Holz-Mafia wütet weiter in Brasiliens Schutzgebieten

Veröffentlicht am 7. Dezember 2013 - 23:37h unter Aktuelles aus Brasilien, News zu Abholzung & Co.

fiscalizacao.amazonasDie Ausweisung eines Reservats im fernen Brasília schützt den Regenwald im Amazonas beileibe nicht vor Kahlschlag und illegalem Holzhandel. Dies zeigt das Beispiel von Gurupá im Norden Brasiliens. Das Schutzgebiet für nachhaltige Entwicklung (Reserva Extrativista) wurde bereits 2006 in Pará eingerichtet und umfasst auf dem Papier 145.000 Hektar Amazonas-Urwald. Doch die Machenschaften von Brasiliens Holz-Mafia dauern seit Jahren ungehindert an. Mittlerweile wurden in der Region gewaltige Areale mit unersetzbarem Regenwald zerstört.
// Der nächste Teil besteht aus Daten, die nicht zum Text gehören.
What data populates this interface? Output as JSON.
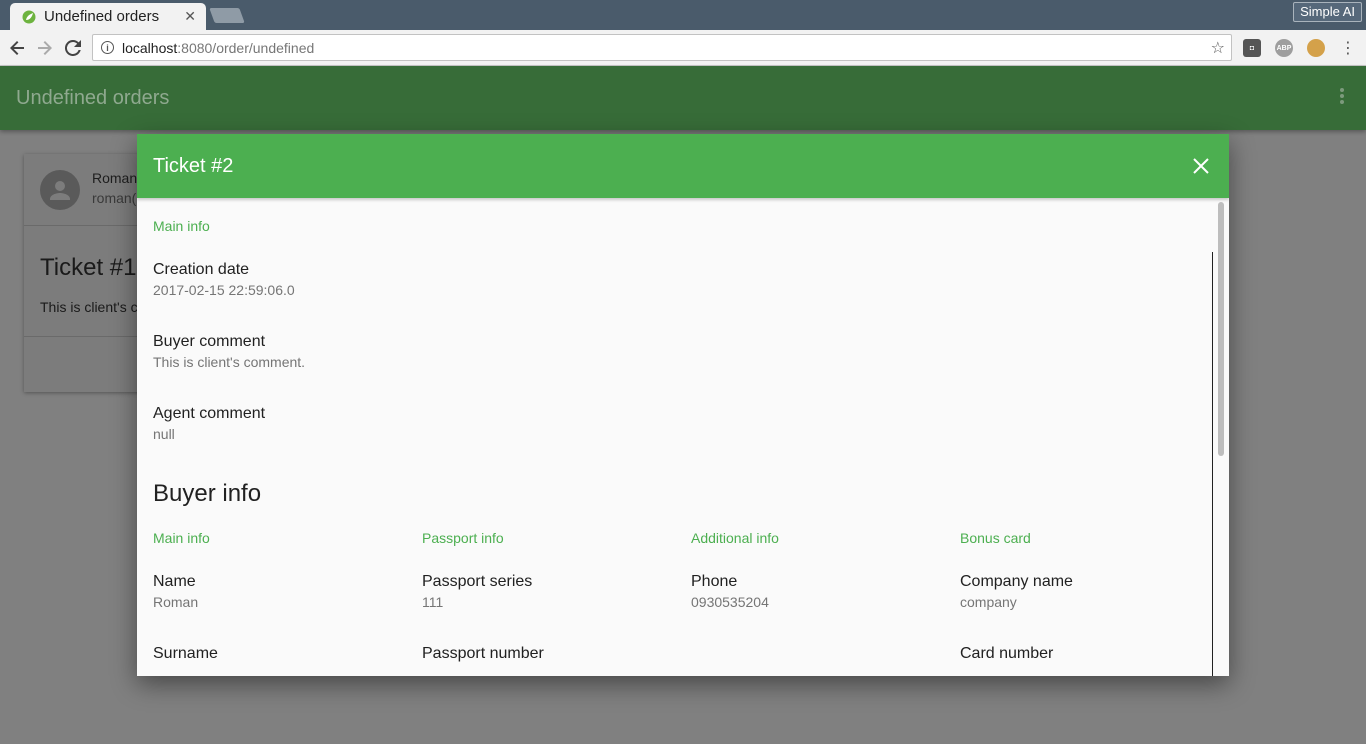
{
  "browser": {
    "tab_title": "Undefined orders",
    "tab_close": "✕",
    "profile_name": "Simple AI",
    "url_host": "localhost",
    "url_rest": ":8080/order/undefined"
  },
  "app": {
    "title": "Undefined orders"
  },
  "background_card": {
    "user_name": "Roman",
    "user_email": "roman(",
    "ticket_title": "Ticket #1",
    "comment": "This is client's c"
  },
  "dialog": {
    "title": "Ticket #2",
    "main_info": {
      "subheader": "Main info",
      "items": [
        {
          "label": "Creation date",
          "value": "2017-02-15 22:59:06.0"
        },
        {
          "label": "Buyer comment",
          "value": "This is client's comment."
        },
        {
          "label": "Agent comment",
          "value": "null"
        }
      ]
    },
    "buyer_info": {
      "title": "Buyer info",
      "columns": [
        {
          "subheader": "Main info",
          "items": [
            {
              "label": "Name",
              "value": "Roman"
            },
            {
              "label": "Surname",
              "value": ""
            }
          ]
        },
        {
          "subheader": "Passport info",
          "items": [
            {
              "label": "Passport series",
              "value": "111"
            },
            {
              "label": "Passport number",
              "value": ""
            }
          ]
        },
        {
          "subheader": "Additional info",
          "items": [
            {
              "label": "Phone",
              "value": "0930535204"
            }
          ]
        },
        {
          "subheader": "Bonus card",
          "items": [
            {
              "label": "Company name",
              "value": "company"
            },
            {
              "label": "Card number",
              "value": ""
            }
          ]
        }
      ]
    }
  },
  "colors": {
    "accent": "#4caf50",
    "appbar": "#376c38",
    "overlay": "#808080"
  }
}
Eigentlich sind die speziell ausgewiesenen Flächen einer „Reserva Extrativista“ als Schutzeinheiten gedacht. Bewirtschaftet werden dürfen sie lediglich nachhaltig und ohne den Urwald dabei zu schädigen. Der traditionelle Anbau von Maniok, das Fischen in den Flüssen, die Gewinnung der Früchte der Açai-Palmen sind Beispiele für diese nachhaltige Bewirtschaftung durch die lokale Bevölkerung. Was jedoch dem Reservat von Gurupá beispielsweise fehlt, ist ein umfassender Bewirtschaftungs- und Pflegeplan sowie kontinuierliche Kontrollmaßnahmen durch staatliche Organe. Beklagt wird dies nicht nur von den 800 dort lebenden Familien, auch die landwirtschaftliche Gewerkschaft spart nicht mir Kritik.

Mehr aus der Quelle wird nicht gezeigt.